Tuesday, March 8, 2016

To fight or not

On election day, I received a call from a friend of mine. He was stuck in the bus park after he found the fare to Mbarara had more than doubled up. So he called me to send him some money to top up. For over an hour, I tried to send my friend some mobile money unsuccessfully until I gave up, exasperated. In the end my friend didn't get to travel, and didn't get to cast his vote. Just like that, the government had disenfranchised him.
Voting in Uganda. Some people didn't get the chance to vote

Later that day, I tried to log in to my social media accounts. Again it was a total fiasco. When I learnt about the blockade from the government, I got angry. I called one of my brothers who is a lawyer to ask what it would cost me to sue the government for its disgusting stifling of its citizens.

My frustrations hit fever pitch when I saw how the electoral commission handled the polls affair and how the police shamelessly conducted itself from voting day to Saturday when the winner was announced and after, paticularly its mistreatment of Dr. Kizza Besigye. 

I know the world is unfair and often we don't get what we deserve. And it's true that blessed are the peacemakers. But should we do nothing as injustice prevails? When should we ignore unfairness for the greater public good? 

My answer is that we should never brook or idly sit by while an unjust thing goes on.

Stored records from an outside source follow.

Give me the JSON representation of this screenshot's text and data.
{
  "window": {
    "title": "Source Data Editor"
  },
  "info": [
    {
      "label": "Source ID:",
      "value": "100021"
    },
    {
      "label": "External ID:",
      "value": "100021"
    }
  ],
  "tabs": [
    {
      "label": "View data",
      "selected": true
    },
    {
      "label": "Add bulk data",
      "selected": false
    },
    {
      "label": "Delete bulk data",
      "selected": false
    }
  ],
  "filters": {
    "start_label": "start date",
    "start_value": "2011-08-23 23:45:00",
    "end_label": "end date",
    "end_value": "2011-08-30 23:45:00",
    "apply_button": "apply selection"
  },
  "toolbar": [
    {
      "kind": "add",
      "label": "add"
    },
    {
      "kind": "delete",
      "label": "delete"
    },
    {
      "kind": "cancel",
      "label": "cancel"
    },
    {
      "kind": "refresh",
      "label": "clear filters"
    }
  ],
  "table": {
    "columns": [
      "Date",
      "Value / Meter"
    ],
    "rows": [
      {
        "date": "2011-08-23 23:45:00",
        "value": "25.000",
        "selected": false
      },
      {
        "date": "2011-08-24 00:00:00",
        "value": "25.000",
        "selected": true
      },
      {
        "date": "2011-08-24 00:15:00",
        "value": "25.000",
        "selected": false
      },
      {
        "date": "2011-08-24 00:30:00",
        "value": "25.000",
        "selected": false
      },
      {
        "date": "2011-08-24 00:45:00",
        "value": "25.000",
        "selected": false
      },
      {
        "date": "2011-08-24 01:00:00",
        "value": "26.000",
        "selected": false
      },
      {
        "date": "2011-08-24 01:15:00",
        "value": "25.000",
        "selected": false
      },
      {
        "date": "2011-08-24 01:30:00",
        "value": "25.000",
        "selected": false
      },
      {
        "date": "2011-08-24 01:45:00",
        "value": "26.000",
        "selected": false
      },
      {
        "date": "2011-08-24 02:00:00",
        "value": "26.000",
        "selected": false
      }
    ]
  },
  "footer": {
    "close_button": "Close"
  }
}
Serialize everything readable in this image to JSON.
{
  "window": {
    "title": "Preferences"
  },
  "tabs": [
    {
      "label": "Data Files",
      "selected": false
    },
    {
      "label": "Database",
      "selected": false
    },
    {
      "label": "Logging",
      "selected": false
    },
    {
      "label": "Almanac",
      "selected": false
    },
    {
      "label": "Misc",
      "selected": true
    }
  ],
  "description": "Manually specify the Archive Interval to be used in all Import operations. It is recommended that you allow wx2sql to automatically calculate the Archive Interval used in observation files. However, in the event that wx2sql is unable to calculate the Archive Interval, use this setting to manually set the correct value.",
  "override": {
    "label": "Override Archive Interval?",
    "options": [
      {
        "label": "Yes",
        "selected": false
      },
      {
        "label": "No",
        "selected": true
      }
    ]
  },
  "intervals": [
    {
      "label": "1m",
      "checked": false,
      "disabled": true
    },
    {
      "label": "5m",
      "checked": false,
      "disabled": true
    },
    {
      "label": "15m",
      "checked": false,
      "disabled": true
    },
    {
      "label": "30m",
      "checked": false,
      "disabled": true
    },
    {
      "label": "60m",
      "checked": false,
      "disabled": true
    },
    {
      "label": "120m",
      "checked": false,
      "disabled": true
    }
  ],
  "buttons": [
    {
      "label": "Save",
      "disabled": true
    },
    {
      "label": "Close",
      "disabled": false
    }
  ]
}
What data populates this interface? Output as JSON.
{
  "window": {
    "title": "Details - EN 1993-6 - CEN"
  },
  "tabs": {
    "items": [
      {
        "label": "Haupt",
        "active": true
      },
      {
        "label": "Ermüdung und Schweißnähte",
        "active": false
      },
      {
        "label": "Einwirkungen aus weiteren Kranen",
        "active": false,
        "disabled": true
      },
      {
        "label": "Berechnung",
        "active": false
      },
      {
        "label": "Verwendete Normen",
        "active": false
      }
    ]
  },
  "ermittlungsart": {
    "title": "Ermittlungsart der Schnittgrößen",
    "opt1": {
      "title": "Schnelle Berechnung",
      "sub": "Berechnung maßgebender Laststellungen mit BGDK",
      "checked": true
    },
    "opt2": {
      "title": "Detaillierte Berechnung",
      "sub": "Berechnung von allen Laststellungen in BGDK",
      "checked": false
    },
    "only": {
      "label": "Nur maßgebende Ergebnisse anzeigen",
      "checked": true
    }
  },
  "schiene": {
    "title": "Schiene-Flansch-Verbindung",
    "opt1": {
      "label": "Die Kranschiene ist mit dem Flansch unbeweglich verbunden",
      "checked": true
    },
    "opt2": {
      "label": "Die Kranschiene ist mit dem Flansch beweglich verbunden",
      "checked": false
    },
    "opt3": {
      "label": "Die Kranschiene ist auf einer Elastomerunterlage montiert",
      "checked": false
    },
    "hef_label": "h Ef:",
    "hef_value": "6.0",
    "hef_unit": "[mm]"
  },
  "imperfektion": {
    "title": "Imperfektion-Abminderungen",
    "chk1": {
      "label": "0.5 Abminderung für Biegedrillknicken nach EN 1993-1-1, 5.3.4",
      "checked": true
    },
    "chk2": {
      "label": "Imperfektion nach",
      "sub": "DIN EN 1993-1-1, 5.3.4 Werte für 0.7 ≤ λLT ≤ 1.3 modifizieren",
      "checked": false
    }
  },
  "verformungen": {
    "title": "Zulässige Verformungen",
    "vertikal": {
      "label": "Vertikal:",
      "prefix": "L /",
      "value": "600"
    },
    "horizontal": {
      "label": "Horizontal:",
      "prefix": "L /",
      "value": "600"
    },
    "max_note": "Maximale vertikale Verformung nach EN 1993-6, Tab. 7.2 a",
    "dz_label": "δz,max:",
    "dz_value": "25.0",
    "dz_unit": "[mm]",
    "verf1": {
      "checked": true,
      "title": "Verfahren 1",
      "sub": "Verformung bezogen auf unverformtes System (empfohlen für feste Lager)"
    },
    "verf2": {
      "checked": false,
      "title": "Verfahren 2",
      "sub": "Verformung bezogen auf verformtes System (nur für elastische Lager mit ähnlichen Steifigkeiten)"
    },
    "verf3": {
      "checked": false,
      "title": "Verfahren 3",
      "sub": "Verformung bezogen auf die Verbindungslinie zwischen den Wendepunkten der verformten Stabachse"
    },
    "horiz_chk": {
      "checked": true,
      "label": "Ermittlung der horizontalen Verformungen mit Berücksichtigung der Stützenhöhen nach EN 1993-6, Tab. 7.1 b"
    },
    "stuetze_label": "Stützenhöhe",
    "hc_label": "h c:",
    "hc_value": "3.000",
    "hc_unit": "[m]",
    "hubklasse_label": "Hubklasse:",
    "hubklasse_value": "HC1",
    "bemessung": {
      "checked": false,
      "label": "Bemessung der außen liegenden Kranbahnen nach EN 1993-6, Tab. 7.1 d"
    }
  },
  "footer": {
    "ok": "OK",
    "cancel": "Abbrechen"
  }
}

Martin Luther King said, "Injustice anywhere is a threat to justice everywhere. We're caught in an inescapable network of mutuality, tied in a single garment of destiny. Whatever affects one directly affects all indirectly." 

More than ever is now the time to vocalise evil and act against it before the pent-up frustrations of the masses form a volcano from whose eruption it will be hard and long to recover.